Ali Fikri Yavuz = Doğrusu o, ne kötü bir karargâh, ne kötü makamdır!”
Ali Ünal = “Gerçekten o Cehennem ne fena bir yerleşme ve ne fena bir ikamet yeridir!”
Bayraktar Bayraklı = Gerçekten, orası ne kötü bir yer ve ne kötü bir duraktır!
Bekir Sadak = (65-66) Onlar, «Rabbimiz! Bizden cehennem azabini uzaklastir; dogrusu onun azabi surekli ve acidir. Orasi suphesiz kotu bir yer ve kotu bir duraktir» derler.
Celal Yıldırım = Şüphesiz ki orası kötü bir karargâh ve fena bir eyleşim yeridir.

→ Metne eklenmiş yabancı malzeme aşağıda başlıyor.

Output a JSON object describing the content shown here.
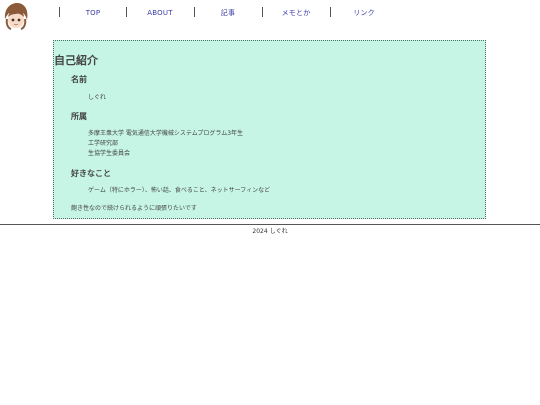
{
  "nav": {
    "items": [
      {
        "label": "TOP"
      },
      {
        "label": "ABOUT"
      },
      {
        "label": "記事"
      },
      {
        "label": "メモとか"
      },
      {
        "label": "リンク"
      }
    ]
  },
  "profile": {
    "title": "自己紹介",
    "name_heading": "名前",
    "name_value": "しぐれ",
    "affiliation_heading": "所属",
    "affiliation_lines": [
      "多摩王衆大学 電気通信大学機械システムプログラム3年生",
      "工学研究部",
      "生協学生委員会"
    ],
    "likes_heading": "好きなこと",
    "likes_value": "ゲーム（特にホラー）、怖い話、食べること、ネットサーフィンなど",
    "closing_note": "飽き性なので続けられるように頑張りたいです"
  },
  "footer": {
    "text": "2024 しぐれ"
  },
  "colors": {
    "card_bg": "#c6f5e6",
    "nav_link": "#3a3aa8"
  },
  "icons": {
    "avatar": "avatar-illustration"
  }
}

Cemal Külünkoğlu = (65-66) Onlar, şöyle yakarırlar: “Ey Rabbimiz! Bizden cehennem azabını uzaklaştır, gerçekten onun azabı ebedi bir felakettir! Şüphesiz, ne kötü bir durak ve ne kötü bir konaktır orası.”
Diyanet İşleri (eski) = (65-66) Onlar, 'Rabbimiz! Bizden cehennem azabını uzaklaştır; doğrusu onun azabı sürekli ve acıdır. Orası şüphesiz kötü bir yer ve kötü bir duraktır' derler.
Diyanet Vakfi = Orası cidden ne kötü bir yerleşme ve ikamet yeridir!
Edip Yüksel = 'O kötü bir durak ve kötü bir yerdir.'
Elmalılı Hamdi Yazır = Filhakıka o ne kötü makarr, ne kötü makam
Elmalılı (sadeleştirilmiş) = Gerçekten o ne kötü durulacak bir yer; ne kötü bir ikametgah!» derler.
Elmalılı (sadeleştirilmiş-2) = Orası cidden ne kötü bir uğrak, ne kötü bir konaktır.
Gültekin Onan = "Şüphesiz o, ne kötü bir karargah ve ne kötü bir konaklama yeridir."
Harun Yıldırım = Orası cidden ne kötü bir yerleşme ve ikamet yeridir!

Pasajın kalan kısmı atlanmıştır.